Monday, March 26, 2018

Risk Management Strategy


Congratulations!  You have successfully navigated the process of identifying your risk appetite and tolerance; you have identified the potential risk that can have an impact on your business, and you have analyzed and prioritized these risks. 

Now what?  Do you:
  • Avoid the risk?
  • Accept the risk?
  • Mitigate the risk?
  • Transfer the risk?

But before we get into the post, I want to give you a little explanation about the photograph I chose.  It is a picture of the board game Risk.  Probably my most favorite board game growing up.  I would analyze and rank the different scenarios to my conquering the world and would plan my different strategies for success.   I loved it and was excited about this week so I could use this photo. 

OK, on to the task at hand, in this post we will review each of the strategies mentioned above and weigh the benefits.  How do you determine which is the right course?  The right course will depend on your risk appetite, your analysis and prioritization of the risk you have identified.  You will use these tools to determine your risk management strategy.

All too often, we see one or more of the following methods used as a risk management strategy:

  • Pretend the risk does not exist.
  • Pray the risk will sort itself out so you will not have to deal with it.
  • Acknowledge the risk, but deny that it will have any impact on operations. 
These approaches are not risk management or good strategies.  In the first case, if a risk is not acknowledged, acting as if the risk does not exist is not a realistic approach, and only forces one to deal with the risk once it becomes a crisis.  Second, I cannot recall a situation where a risk has sorted itself out.  And finally, in my experience, though you can control the impact the risk will have, I have not come across a situation where simply denying that a risk will impact operations has been a successful strategy.

The following methods are risk management strategies for addressing risk:

Risk Avoidance

The first strategy is to avoid the risk altogether.  The benefit is by doing so your business is not exposed.  The downside is that by avoiding, you may not achieve the goal or accomplishment this potential risk is associated with.  For example, you might not gain the profits associated with the business venture you choose to avoid.  When considering risk avoidance as a strategy, you need to really understand the full impact of the decision.  Usually, this approach is considered for a risk that has a low impact on operations or if the organization’s goals can still be achieved without confronting the risk.   

Risk Acceptance

By accepting the risk, you determine that the risk will not have a significant impact to operations, the benefit of the goal is greater than the risk, or the risk is infrequent enough that it is worth the gamble to accept it in order to achieve the goal.

Risk Mitigation

Even though you have made the decision to accept the risk where a program or activity has a high-risk impact,  there are steps or actions that you can take to reduce the exposure or to mitigate the possible financial risk or impact to operations.  You’ll want to explore detective and preventative actions before you introduce the activity on a larger scale.

  • Detective action involves identifying the points in a process where something could go wrong, and then putting steps in place to fix the problems promptly if they occur.
  • Preventative action involves aiming to prevent a situation from happening.
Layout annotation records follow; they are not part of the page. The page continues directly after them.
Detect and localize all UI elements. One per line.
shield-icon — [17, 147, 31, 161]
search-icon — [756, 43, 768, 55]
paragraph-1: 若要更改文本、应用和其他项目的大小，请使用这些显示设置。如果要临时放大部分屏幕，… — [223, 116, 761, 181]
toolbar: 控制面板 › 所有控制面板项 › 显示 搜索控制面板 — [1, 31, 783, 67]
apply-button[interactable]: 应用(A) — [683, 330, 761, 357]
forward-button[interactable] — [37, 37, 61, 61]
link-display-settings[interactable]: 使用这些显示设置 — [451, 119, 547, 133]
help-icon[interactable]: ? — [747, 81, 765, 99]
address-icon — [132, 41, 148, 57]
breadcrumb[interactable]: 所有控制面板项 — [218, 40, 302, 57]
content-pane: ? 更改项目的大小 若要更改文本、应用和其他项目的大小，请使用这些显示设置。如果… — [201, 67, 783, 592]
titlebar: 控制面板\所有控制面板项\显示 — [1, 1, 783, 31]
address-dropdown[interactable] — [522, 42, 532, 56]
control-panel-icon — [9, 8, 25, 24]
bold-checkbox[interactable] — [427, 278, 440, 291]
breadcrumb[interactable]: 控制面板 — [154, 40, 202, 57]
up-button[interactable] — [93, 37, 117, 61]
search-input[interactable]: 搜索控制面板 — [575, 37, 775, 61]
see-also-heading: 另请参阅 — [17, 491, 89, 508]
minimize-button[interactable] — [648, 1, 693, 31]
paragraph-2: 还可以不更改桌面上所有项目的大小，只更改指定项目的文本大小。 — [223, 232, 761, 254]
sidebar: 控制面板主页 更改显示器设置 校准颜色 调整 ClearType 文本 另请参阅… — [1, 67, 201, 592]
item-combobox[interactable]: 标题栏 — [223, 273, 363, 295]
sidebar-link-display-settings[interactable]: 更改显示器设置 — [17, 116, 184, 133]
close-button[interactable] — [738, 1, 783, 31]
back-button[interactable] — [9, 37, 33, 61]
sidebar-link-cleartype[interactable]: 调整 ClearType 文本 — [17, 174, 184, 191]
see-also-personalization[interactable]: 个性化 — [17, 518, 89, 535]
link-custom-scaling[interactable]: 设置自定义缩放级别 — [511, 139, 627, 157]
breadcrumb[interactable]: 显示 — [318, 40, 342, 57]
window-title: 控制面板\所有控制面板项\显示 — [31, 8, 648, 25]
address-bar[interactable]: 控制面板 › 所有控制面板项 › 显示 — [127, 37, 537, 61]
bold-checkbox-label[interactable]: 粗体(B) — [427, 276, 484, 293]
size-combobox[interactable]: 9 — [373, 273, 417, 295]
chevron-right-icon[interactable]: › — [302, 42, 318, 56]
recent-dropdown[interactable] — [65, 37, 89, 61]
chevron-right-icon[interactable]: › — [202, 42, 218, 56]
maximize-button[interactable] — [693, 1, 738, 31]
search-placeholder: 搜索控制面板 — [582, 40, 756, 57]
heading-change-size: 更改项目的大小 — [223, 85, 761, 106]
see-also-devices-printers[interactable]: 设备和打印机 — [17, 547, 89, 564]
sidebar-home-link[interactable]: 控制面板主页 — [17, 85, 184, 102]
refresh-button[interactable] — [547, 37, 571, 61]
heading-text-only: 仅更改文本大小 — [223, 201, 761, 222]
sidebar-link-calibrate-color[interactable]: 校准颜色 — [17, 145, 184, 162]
It includes activities such as health and safety training and firewall protection on corporate servers.
Risk Transfer
The last strategy is to transfer identified risk to another party.  The two main mechanisms for this approach include:
  • Contractual risk transfer (transfer the risk to another party through a contract).  With this method, we can transfer the liability for damages caused by a subcontractor’s work, or by the goods and services purchased from a vendor.
  • Risk financing. This is otherwise known as insurance.  By purchasing an insurance policy, we are effectively transferring our risk to an insurance company.  They, in turn, accept the risk for a price.

With any strategy or combination of strategies, you must continuously monitor your strategies, measure their effectiveness, and adjust as necessary.  During the 1990s, I attended several workshops by a scholar and management consultant by the name of Dr. Edward Deming (https://en.wikipedia.org/wiki/W._Edwards_Deming)  his teachings in continuous process improvement resonated and I began to apply them regularly.  Plan-Do-Check-Act is a four-stage approach for continually improving processes, and for resolving problems. It involves systematically testing possible solutions, assessing the results, and implementing any changes to the process to continue toward the goal.

The four phases are:
Plan: identify and analyze the problem and decide a strategy (or combination of strategies) to implement.
Do: test the potential solution, ideally on a small scale, and measure the results.
Check/Study: study the result, measure effectiveness, and decide whether the strategy is effective or not.
Act: if the strategy is successful, implement it.  Continue to monitor the performance for any changes.

Risk management strategies are like any other business strategy and involve monitoring key performance indicators and adjusting the strategy as necessary to ensure the greatest success. 

We now have the basic tools for developing and implementing a more formalized risk management process which can be as simple or complex as you have the time to manage.  As I said in an earlier post, you are probably doing some of these activities already but perhaps now you can better see your activities as part of an overall risk management strategy for your firm where you can embrace risk and use it to your advantage.